Mi affido allora speranzoso alla lettura di Resto qui di Marco Balzano, tra i finalisti del Premio Strega 2018 e indicato da molti come probabile vincitore. Inizio la lettura anche invogliato da ciò che leggo sul sito di Einaudi: «Marco Balzano ha la sapienza dei grandi narratori: accorda la scrittura al respiro dei suoi personaggi. Inizio la lettura e m’imbatto in «guardandoti di sghimbescio», che non mi sembra una grande accordatura, ma un peccato (veniale per un esordiente, mortale per «un grande narratore»). Vado avanti e la protagonista dice: «Se devo immaginare di fare l’amore meglio una donna. Meglio zigomi duri di una ragazza che la pelle spinosa di un uomo». Pelle spinosa? Zigomi duri? Meglio continuare. «Poi un giorno di novembre si è presentato con uno sbrego enorme sulla mandibola, una ferita che gli attraversava il collo e scendeva sotto la camicia. Sembrava che qualcuno avesse tentato di dividergli la testa come un cocomero. Qualcosa non torna: «dividergli la testa come un cocomero»? Ma Balzano non era un grande narratore? Leggo poi che «Maria prendeva continuamente la febbre». Ma quando abbiamo la febbre tutti diciamo «ho la febbre», non «ho preso la febbre», a meno che non sia influenza o la malaria.

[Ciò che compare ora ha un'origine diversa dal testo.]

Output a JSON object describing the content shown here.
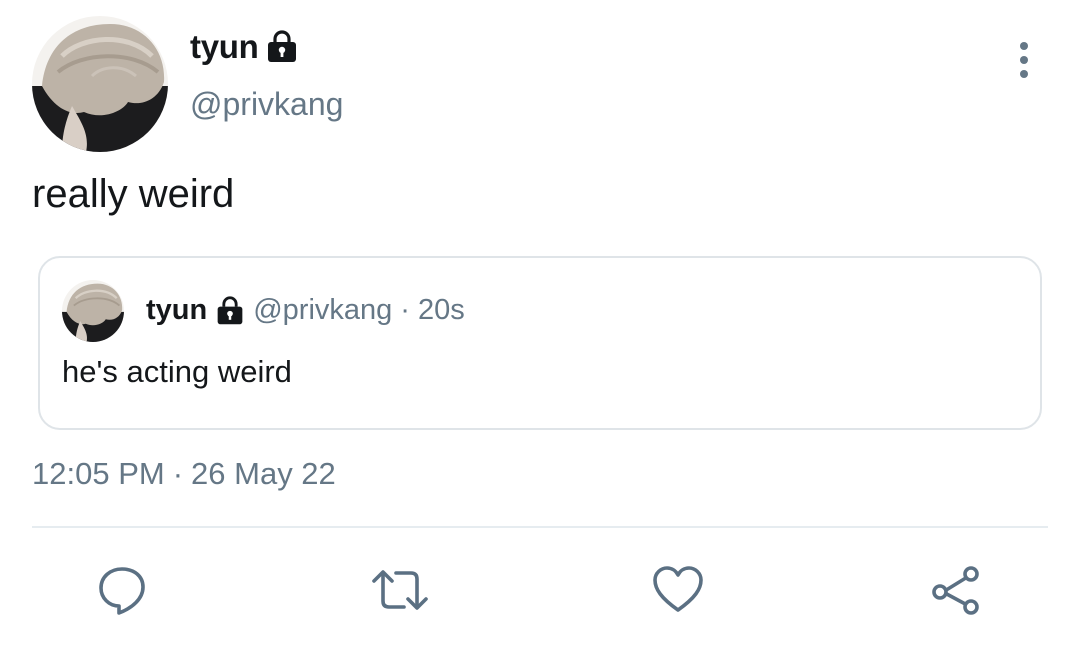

E la malaria in Val Venosta, dove è ambientato il romanzo, sembra un caso difficile. Continuo portando fede e leggo: «Una nebbia gelida galleggiava nell’aria». Come fa la nebbia a galleggiare? Inizio ad avvertire le prime vertigini. Come Gaber mi sento spaesato «lontano dall’acciaio e dal cemento». Balzano, finalmente ci salva con un aforisma davvero originale: «E dalla vecchiaia non c’è che aspettarsi mai niente di buono». Secoli di saggezza degli anziani buttati nel crepaccio dei nuovi narratori di montagna.
Aveva ragione Goethe quando in Massime e riflessioni già nel 1833 aveva intuito l’erosione editoriale delle montagne: «I monti sono maestri muti, essi fanno ammutolire l’osservatore, e il meglio che si impara da loro non si può comunicare».